Understanding the rating system requires a bit of knowledge about the modes that hearing aids can operate in. There is an M mode (which stands for microphone) and a T mode (which stands for telecoil). In M mode, your hearing aid uses its built-in microphone to pick up audible sounds from the environment and amplify them so that you can hear them. In T mode, the hearing aid uses telecoil technology instead. The hearing aid is able to pick up the electromagnetic signals from inside the phone directly. Currently, approximately 60% of hearing aids sold in the US have a telecoil or T mode.

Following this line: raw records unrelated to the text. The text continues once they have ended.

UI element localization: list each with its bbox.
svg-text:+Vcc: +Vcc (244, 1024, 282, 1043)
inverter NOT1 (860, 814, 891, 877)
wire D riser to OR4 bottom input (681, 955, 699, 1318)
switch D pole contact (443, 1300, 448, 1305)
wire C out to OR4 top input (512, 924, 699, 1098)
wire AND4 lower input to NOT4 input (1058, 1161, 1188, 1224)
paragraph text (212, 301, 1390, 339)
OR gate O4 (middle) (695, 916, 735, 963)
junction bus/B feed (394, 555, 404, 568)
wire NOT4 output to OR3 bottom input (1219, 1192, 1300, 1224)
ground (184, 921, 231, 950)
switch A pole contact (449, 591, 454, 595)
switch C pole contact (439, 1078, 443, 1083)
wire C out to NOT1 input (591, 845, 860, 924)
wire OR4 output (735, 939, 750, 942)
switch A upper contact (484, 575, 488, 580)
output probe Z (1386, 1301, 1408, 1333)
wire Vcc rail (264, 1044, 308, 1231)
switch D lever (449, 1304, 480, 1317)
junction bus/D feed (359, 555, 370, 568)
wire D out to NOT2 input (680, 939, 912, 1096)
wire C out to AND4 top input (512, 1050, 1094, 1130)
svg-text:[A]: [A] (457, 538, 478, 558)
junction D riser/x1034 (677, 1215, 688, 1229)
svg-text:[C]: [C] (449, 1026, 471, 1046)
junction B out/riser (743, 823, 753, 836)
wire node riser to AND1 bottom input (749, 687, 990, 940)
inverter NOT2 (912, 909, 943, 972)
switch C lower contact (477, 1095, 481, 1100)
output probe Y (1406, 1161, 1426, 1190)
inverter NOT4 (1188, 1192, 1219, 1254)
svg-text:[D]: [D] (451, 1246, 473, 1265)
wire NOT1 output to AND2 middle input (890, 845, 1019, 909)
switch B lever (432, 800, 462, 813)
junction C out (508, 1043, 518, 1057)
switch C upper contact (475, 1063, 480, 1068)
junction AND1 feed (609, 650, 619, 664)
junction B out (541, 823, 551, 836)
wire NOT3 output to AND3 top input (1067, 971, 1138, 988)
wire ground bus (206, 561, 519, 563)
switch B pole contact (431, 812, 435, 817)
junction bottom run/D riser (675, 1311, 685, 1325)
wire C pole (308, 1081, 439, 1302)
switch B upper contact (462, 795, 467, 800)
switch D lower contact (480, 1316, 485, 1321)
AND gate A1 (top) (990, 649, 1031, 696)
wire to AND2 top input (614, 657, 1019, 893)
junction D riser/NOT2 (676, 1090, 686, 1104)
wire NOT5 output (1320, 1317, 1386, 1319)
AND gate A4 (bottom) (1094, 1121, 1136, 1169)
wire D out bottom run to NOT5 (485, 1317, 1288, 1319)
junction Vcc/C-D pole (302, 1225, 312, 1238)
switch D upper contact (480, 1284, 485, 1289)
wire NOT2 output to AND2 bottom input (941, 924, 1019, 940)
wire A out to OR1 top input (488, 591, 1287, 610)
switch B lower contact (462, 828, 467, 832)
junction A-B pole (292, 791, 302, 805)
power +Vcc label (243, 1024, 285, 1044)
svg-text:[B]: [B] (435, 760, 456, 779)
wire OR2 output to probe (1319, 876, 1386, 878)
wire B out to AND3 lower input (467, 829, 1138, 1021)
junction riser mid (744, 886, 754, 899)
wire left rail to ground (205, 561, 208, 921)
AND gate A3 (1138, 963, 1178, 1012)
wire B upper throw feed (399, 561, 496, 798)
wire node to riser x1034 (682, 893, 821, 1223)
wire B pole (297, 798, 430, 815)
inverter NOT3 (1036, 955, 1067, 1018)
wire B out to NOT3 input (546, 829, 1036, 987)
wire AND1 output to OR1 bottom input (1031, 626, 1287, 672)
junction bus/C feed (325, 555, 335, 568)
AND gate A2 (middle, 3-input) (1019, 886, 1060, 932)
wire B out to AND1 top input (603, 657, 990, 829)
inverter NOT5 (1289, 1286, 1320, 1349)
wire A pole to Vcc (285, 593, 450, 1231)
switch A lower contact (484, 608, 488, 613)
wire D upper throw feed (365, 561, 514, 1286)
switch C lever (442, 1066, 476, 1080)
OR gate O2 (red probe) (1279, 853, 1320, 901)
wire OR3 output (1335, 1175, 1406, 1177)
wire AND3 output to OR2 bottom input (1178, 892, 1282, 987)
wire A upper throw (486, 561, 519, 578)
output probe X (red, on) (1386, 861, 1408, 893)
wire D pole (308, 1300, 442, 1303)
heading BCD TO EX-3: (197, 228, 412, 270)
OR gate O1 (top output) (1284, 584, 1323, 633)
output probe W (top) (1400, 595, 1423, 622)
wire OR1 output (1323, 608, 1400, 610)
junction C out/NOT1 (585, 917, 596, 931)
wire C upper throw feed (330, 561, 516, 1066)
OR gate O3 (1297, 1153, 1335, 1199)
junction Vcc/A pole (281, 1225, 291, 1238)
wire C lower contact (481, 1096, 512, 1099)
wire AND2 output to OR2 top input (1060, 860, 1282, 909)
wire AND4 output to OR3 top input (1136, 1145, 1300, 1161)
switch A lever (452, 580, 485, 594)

Under the new regulations, these two modes of operation have ratings that range from 1 (the lowest sensitivity) to 4 (the highest sensitivity). To be labeled as hearing aid compatible (HAC) a cell phone must carry a minimum rating of M3 or T3.

Hearing aids and cochlear implants have a similar M and T rating system to certify how sensitive they are in each mode, and how resistant they are to radio frequency interference. If you know the M and T ratings for your hearing aid, to determine its compatibility with any mobile phone, just add the two sets of ratings together. A sum of 6 or more makes a solid pairing. That hearing aid and mobile phone combination should work well for you. If the combined rating is 5, this combination is considered normal and suitable for most regular phone use. A combined rating of 4 is considered usable for brief calls, but may not be suitable for extended phone use.

This combined rating system makes it easy to shop for a mobile phone online, because it easily allows you to determine how compatible it will be with your hearing aid. A better approach, of course, would be to go to a store that allows you to “try before you buy,” and actually use the phone you want while wearing your hearing aid, in both M and T modes.